New Insights into Alzheimer’s Disease and Potential Treatment Pathways

Recent research from the Mayo Clinic has uncovered a significant link between how brain cells generate energy and the progression of Alzheimer's disease. The study, published in Alzheimer's & Dementia, highlights the role of mitochondrial complex I—a vital component in cellular energy production—as both a contributor to disease development and a potential target for new therapies.

Led by senior author Eugenia Trushina, Ph.D., the team found that disruptions in the activity of complex I can lead to gene expression patterns commonly associated with Alzheimer’s. Their findings suggest that adjusting complex I function using small molecules could activate protective mechanisms in brain cells, offering a promising approach to treatment.

Mitochondria are often referred to as the powerhouse of the cell, responsible for generating the energy needed for cellular functions. In neurons, which have high energy demands, mitochondrial dysfunction can have severe consequences.

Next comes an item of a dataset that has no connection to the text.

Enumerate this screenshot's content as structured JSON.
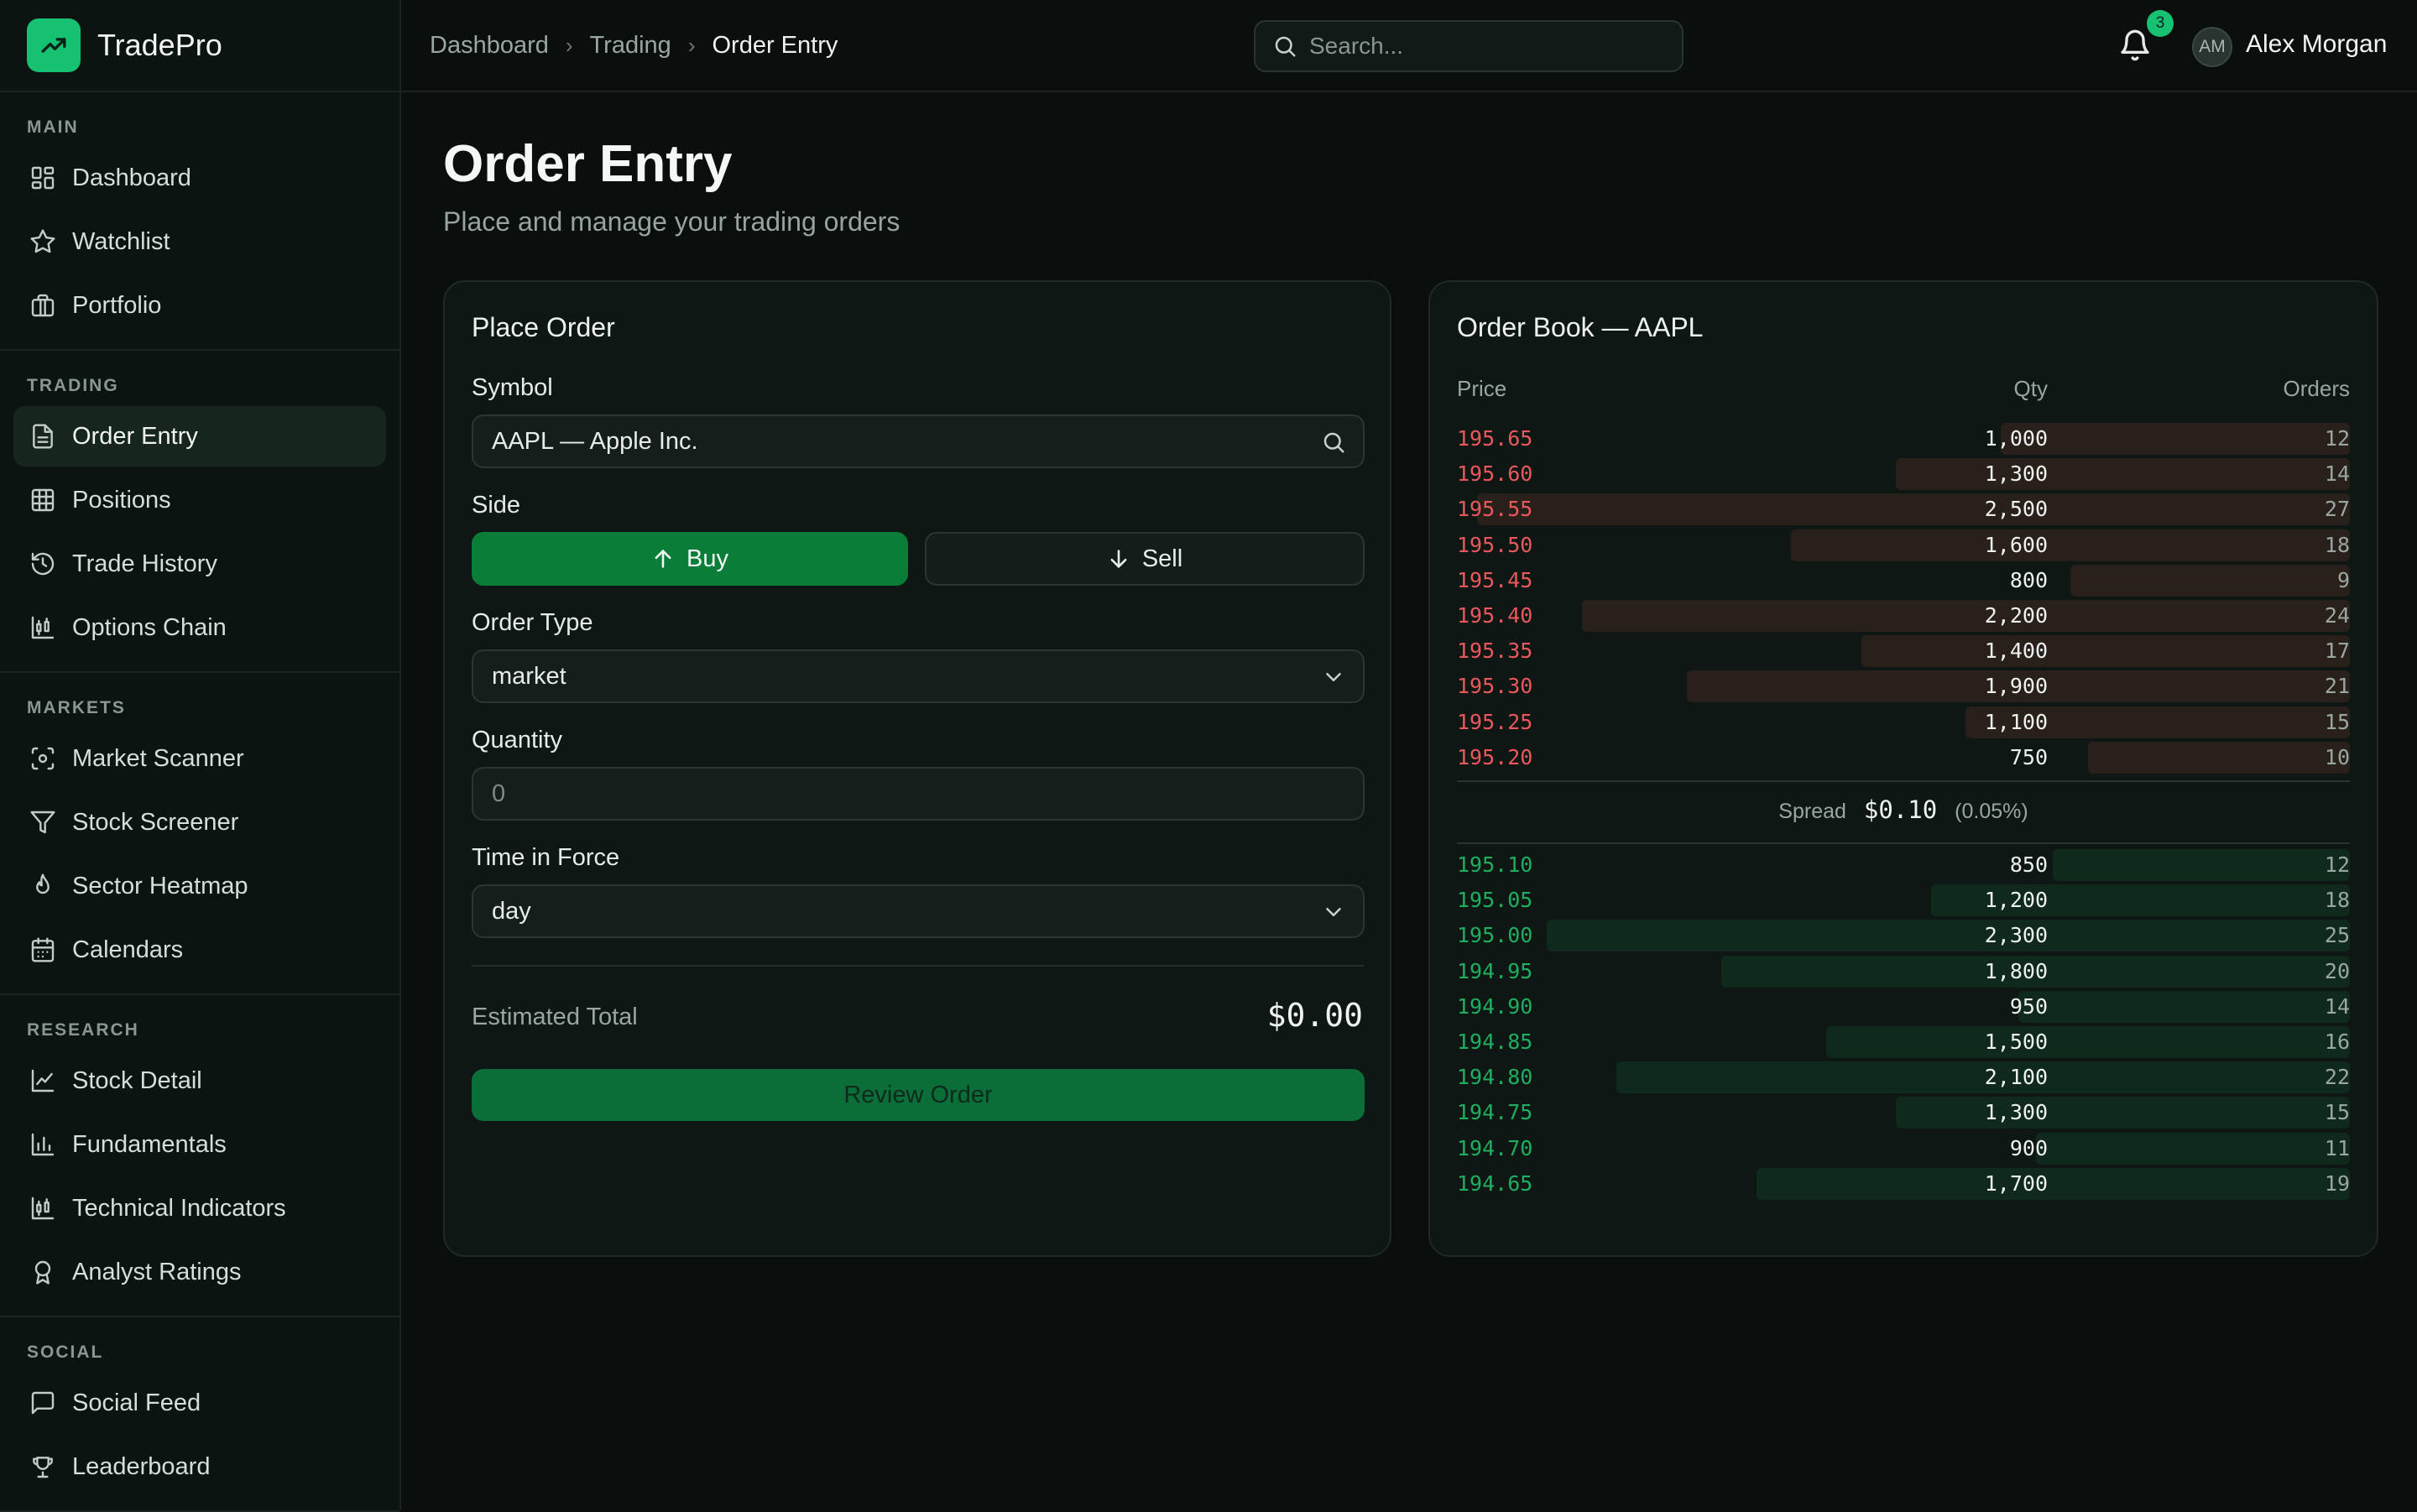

The researchers observed that when complex I is not functioning properly, it disrupts how brain cells manage energy and respond to stress—changes that mirror those seen in the brains of individuals with Alzheimer’s.

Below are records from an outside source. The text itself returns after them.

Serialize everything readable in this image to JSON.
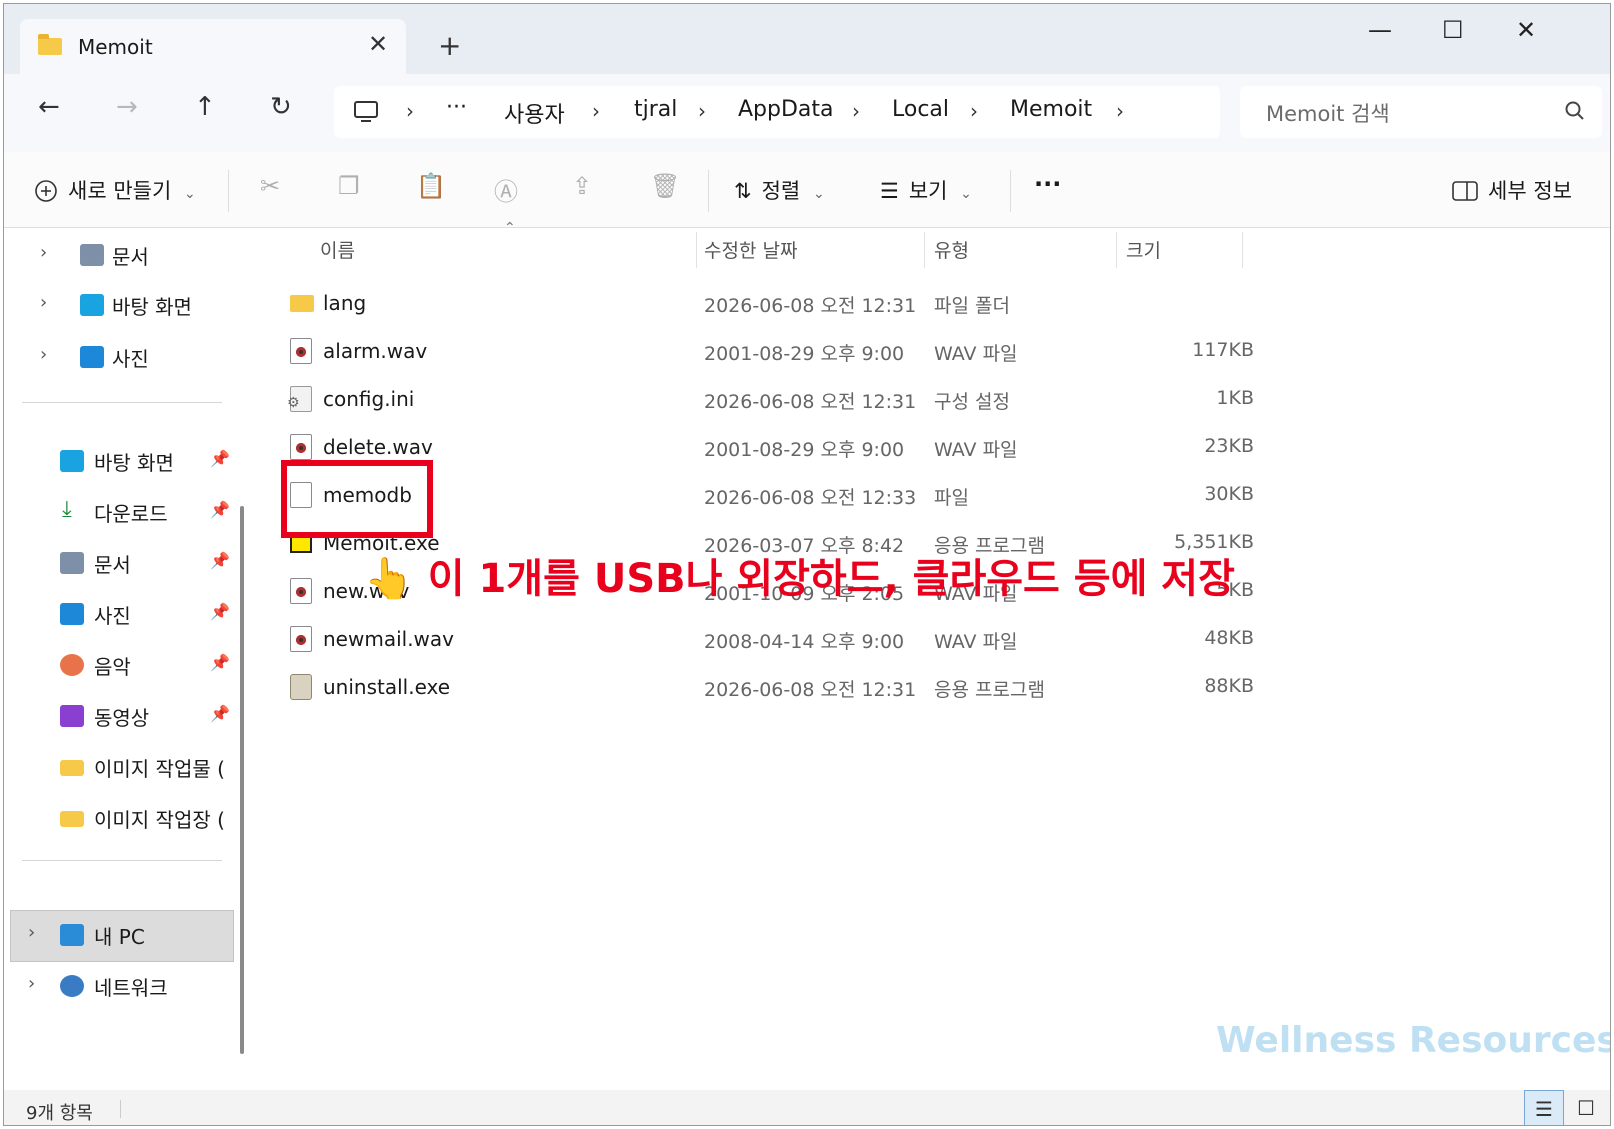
{
  "window": {
    "tab_title": "Memoit",
    "tab_close": "✕",
    "new_tab": "+",
    "minimize": "—",
    "maximize": "☐",
    "close": "✕"
  },
  "nav": {
    "back": "←",
    "forward": "→",
    "up": "↑",
    "refresh": "↻",
    "breadcrumb": [
      "사용자",
      "tjral",
      "AppData",
      "Local",
      "Memoit"
    ],
    "ellipsis": "···",
    "search_placeholder": "Memoit 검색"
  },
  "toolbar": {
    "new_label": "새로 만들기",
    "sort_label": "정렬",
    "view_label": "보기",
    "more": "···",
    "details_label": "세부 정보"
  },
  "sidebar": {
    "top_items": [
      {
        "label": "문서",
        "icon": "document-icon"
      },
      {
        "label": "바탕 화면",
        "icon": "desktop-icon"
      },
      {
        "label": "사진",
        "icon": "pictures-icon"
      }
    ],
    "quick_access": [
      {
        "label": "바탕 화면",
        "icon": "desktop-icon"
      },
      {
        "label": "다운로드",
        "icon": "download-icon"
      },
      {
        "label": "문서",
        "icon": "document-icon"
      },
      {
        "label": "사진",
        "icon": "pictures-icon"
      },
      {
        "label": "음악",
        "icon": "music-icon"
      },
      {
        "label": "동영상",
        "icon": "video-icon"
      },
      {
        "label": "이미지 작업물 (",
        "icon": "folder-icon"
      },
      {
        "label": "이미지 작업장 (",
        "icon": "folder-icon"
      }
    ],
    "this_pc": "내 PC",
    "network": "네트워크"
  },
  "columns": {
    "name": "이름",
    "date": "수정한 날짜",
    "type": "유형",
    "size": "크기"
  },
  "files": [
    {
      "name": "lang",
      "date": "2026-06-08 오전 12:31",
      "type": "파일 폴더",
      "size": "",
      "icon": "folder-icon"
    },
    {
      "name": "alarm.wav",
      "date": "2001-08-29 오후 9:00",
      "type": "WAV 파일",
      "size": "117KB",
      "icon": "audio-file-icon"
    },
    {
      "name": "config.ini",
      "date": "2026-06-08 오전 12:31",
      "type": "구성 설정",
      "size": "1KB",
      "icon": "settings-file-icon"
    },
    {
      "name": "delete.wav",
      "date": "2001-08-29 오후 9:00",
      "type": "WAV 파일",
      "size": "23KB",
      "icon": "audio-file-icon"
    },
    {
      "name": "memodb",
      "date": "2026-06-08 오전 12:33",
      "type": "파일",
      "size": "30KB",
      "icon": "blank-file-icon"
    },
    {
      "name": "Memoit.exe",
      "date": "2026-03-07 오후 8:42",
      "type": "응용 프로그램",
      "size": "5,351KB",
      "icon": "memoit-app-icon"
    },
    {
      "name": "new.wav",
      "date": "2001-10-09 오후 2:05",
      "type": "WAV 파일",
      "size": "5KB",
      "icon": "audio-file-icon"
    },
    {
      "name": "newmail.wav",
      "date": "2008-04-14 오후 9:00",
      "type": "WAV 파일",
      "size": "48KB",
      "icon": "audio-file-icon"
    },
    {
      "name": "uninstall.exe",
      "date": "2026-06-08 오전 12:31",
      "type": "응용 프로그램",
      "size": "88KB",
      "icon": "installer-icon"
    }
  ],
  "annotation": {
    "pointer": "👆",
    "text": "이 1개를 USB나 외장하드, 클라우드 등에 저장",
    "color": "#e8001c"
  },
  "watermark": "Wellness Resources",
  "status": {
    "item_count": "9개 항목"
  }
}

Using experimental models and advanced molecular and computational tools, the team demonstrated that mild modulation of complex I activity with specially designed small molecules helped neurons activate protective responses, such as reducing inflammation and improving energy balance.

Interestingly, the study revealed differences in how males and females responded to these treatments. This finding suggests that future therapies may need to be tailored based on sex, particularly for a disease like Alzheimer’s, which affects men and women differently.

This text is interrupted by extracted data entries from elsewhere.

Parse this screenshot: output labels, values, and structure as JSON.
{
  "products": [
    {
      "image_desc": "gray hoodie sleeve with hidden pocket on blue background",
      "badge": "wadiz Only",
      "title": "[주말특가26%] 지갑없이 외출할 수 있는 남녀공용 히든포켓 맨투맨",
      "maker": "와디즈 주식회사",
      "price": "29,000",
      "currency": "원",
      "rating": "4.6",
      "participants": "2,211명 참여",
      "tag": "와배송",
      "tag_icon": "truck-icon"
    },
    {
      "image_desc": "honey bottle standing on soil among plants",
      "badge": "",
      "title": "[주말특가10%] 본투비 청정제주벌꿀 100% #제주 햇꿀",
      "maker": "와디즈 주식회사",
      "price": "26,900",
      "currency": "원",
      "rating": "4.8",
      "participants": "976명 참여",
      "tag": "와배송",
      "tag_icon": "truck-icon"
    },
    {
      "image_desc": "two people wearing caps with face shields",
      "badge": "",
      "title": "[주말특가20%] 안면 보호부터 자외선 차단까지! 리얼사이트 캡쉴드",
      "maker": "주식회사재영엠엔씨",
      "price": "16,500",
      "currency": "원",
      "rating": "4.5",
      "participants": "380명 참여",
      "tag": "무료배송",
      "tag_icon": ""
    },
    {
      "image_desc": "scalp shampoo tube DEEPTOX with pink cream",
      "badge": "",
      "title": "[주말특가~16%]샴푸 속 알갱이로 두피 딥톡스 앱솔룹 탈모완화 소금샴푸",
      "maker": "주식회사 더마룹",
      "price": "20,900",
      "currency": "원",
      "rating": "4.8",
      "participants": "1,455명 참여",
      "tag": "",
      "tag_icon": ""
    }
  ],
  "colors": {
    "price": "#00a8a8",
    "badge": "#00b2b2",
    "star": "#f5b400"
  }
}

Current Alzheimer’s treatments primarily focus on managing symptoms or targeting hallmark brain changes such as amyloid plaques and tau tangles. However, these approaches have had limited success in halting disease progression. The new study points to mitochondrial dysfunction as a possible upstream trigger—one that may begin long before cognitive symptoms emerge.

“This study gives us a deeper understanding of the cellular events that spark Alzheimer’s and, more importantly, how we might intervene to slow or prevent its progression,” says Dr. Trushina. “Our results open the door to a new class of drugs that work by protecting the brain's energy supply and buffering it against early disease-related changes.”

The research is part of a larger initiative at Mayo Clinic called the Precure program, which aims to develop tools that help clinicians predict and intercept biological processes before they evolve into disease or progress into complex, hard-to-treat conditions.

Looking ahead, the team plans to further investigate the safety and effectiveness of complex I modulators in preclinical models, with the goal of advancing into clinical trials. These efforts could pave the way for more personalized and effective treatments for Alzheimer’s disease.

This groundbreaking study offers new clues about how Alzheimer’s begins and presents a promising path for developing better, more targeted therapies. As research continues, the potential to improve outcomes for patients suffering from this devastating condition grows ever closer.